Lead single “Wasteman” finds Nash in a punchier spirit as she takes a cool aim at a man trying to knock her confidence. You can almost hear her eye-roll as she gives it to him straight: “You’re s***ty wifi/ I’m going to have to disconnect.” The strings soar into the dance rhythm as Nash describes the delight of enjoying her reflection in the mirror again, having shaken off this drag of a lover. The greatest hook on the record arrives with a sorrowful swoop of violins on “Abandoned” – a track that recalls the strangely suspended melancholy of early Sarah McLaughlin as Nash reaches for her higher, more vaporous registers.

But as the album progresses, Nash graduates from heartbreak to love. Over the delicate pizzicato of “Space Odyssey 2001”, she is certain of her partner’s commitment to her: “Took you to an underground wrestling club/ Freaky and buff and covered in blood… It’s plain to see you’re in love with me.” There’s quirkiness in the clip-clop-coconut percussion of “Horsie”  and a school choir vibe to the sneering of “My Bile”. Sometimes the melodies feel a little thin and fleeting. But they’re fun.

Although Nash was widely mocked for her references to the mundanity of quotidian routine on her debut album (notably that lyric about dental flossing), it’s good to see she’s stuck to her guns, because aren’t we all inclined to reflect on the bigger issues in life while doing the chores?

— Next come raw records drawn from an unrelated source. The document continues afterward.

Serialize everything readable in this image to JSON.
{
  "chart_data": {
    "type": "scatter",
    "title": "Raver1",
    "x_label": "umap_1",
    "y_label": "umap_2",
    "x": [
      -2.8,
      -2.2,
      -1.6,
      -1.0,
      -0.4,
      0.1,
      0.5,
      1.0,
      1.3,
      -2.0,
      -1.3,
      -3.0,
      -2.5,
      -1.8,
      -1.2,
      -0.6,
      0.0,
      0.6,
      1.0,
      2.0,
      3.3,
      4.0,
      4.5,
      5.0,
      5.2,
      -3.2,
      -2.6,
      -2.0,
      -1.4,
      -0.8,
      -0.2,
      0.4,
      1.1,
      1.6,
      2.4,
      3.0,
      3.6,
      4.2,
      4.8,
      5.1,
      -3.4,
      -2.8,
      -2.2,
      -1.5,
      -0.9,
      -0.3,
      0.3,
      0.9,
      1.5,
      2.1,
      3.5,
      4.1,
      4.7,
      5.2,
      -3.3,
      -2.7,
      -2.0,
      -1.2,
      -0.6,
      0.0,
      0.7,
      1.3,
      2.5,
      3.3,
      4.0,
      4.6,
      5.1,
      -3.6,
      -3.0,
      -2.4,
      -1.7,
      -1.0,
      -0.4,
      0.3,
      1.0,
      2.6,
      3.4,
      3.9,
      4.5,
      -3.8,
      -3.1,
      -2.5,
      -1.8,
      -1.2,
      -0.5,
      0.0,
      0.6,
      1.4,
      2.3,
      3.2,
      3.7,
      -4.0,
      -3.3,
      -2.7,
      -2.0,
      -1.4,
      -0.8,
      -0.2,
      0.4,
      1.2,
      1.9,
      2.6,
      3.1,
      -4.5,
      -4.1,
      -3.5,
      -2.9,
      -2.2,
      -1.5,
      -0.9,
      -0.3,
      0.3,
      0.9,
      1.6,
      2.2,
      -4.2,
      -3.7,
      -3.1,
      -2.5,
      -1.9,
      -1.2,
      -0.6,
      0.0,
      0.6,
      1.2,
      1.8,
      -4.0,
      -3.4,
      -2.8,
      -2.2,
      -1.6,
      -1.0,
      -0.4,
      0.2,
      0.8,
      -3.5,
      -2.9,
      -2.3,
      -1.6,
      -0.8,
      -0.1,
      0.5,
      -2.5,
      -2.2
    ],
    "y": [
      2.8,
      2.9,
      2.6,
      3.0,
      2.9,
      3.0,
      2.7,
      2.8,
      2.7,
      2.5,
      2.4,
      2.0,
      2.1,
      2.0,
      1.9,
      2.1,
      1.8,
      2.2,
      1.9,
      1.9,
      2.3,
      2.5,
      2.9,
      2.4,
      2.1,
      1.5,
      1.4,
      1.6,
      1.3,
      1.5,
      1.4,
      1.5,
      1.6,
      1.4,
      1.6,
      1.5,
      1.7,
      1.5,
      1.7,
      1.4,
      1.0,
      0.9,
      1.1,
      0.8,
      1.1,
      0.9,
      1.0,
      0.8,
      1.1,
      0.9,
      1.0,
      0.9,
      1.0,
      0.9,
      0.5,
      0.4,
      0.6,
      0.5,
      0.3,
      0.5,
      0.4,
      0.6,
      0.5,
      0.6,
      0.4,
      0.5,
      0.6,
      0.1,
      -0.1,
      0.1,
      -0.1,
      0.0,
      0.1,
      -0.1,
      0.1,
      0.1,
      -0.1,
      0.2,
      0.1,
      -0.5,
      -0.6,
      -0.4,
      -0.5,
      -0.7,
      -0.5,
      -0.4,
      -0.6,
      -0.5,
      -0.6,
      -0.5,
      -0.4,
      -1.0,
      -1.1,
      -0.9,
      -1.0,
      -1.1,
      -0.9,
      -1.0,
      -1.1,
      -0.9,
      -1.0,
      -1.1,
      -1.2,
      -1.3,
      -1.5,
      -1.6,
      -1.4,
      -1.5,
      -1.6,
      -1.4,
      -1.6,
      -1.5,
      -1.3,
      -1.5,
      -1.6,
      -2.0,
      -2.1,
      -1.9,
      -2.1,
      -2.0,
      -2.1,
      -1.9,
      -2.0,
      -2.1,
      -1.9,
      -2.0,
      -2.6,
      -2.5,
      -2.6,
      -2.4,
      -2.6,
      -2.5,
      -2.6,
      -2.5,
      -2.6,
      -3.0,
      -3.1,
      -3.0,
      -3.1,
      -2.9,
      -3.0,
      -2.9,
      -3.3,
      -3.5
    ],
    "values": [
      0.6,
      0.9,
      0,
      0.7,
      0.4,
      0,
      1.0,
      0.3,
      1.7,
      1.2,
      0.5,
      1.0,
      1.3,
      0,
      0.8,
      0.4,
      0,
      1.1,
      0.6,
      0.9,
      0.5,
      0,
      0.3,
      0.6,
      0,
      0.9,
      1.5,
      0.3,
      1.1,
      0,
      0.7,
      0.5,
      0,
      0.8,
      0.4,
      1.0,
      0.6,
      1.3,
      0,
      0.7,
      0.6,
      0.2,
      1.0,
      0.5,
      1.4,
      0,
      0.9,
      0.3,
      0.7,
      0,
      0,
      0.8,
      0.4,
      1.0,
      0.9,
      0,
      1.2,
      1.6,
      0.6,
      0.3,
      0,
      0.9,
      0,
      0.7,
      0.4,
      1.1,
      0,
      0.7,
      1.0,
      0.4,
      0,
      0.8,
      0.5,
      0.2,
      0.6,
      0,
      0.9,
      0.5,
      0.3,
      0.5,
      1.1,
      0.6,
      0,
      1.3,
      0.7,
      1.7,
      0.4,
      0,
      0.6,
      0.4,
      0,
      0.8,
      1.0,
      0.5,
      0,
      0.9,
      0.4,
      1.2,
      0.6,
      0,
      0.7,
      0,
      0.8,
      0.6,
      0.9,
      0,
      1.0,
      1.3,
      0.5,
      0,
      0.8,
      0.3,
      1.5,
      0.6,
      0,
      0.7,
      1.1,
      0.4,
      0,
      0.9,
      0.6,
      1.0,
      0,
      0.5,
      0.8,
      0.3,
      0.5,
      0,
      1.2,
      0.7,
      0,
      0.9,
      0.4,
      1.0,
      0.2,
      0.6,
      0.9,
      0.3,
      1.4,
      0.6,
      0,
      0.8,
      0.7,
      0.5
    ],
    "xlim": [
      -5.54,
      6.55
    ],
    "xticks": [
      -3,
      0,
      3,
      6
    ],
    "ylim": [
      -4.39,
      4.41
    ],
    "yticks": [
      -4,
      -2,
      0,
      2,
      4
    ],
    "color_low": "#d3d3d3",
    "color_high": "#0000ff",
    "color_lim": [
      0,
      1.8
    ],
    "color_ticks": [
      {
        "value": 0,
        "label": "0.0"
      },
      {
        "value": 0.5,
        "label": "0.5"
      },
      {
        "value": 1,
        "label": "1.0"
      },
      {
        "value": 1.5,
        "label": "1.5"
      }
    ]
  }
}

This album finds her tidying her bedroom (“Horsie”); stuck in hospital (on the strummed “Ray”); and “in the shower/ washing my hair” (on the jauntily picked closing ditty “Vampyre”). On the latter, Nash sounds like she’s sitting beside you on a London bus. “Sometimes you gotta jump and run/ And let the demons from your past explode into the sun,” she sings on a chorus that should see festival crowds sway-singing along this summer. Through it all, Nash remains our Boudica-next-door. Fierce, funny, and friendly.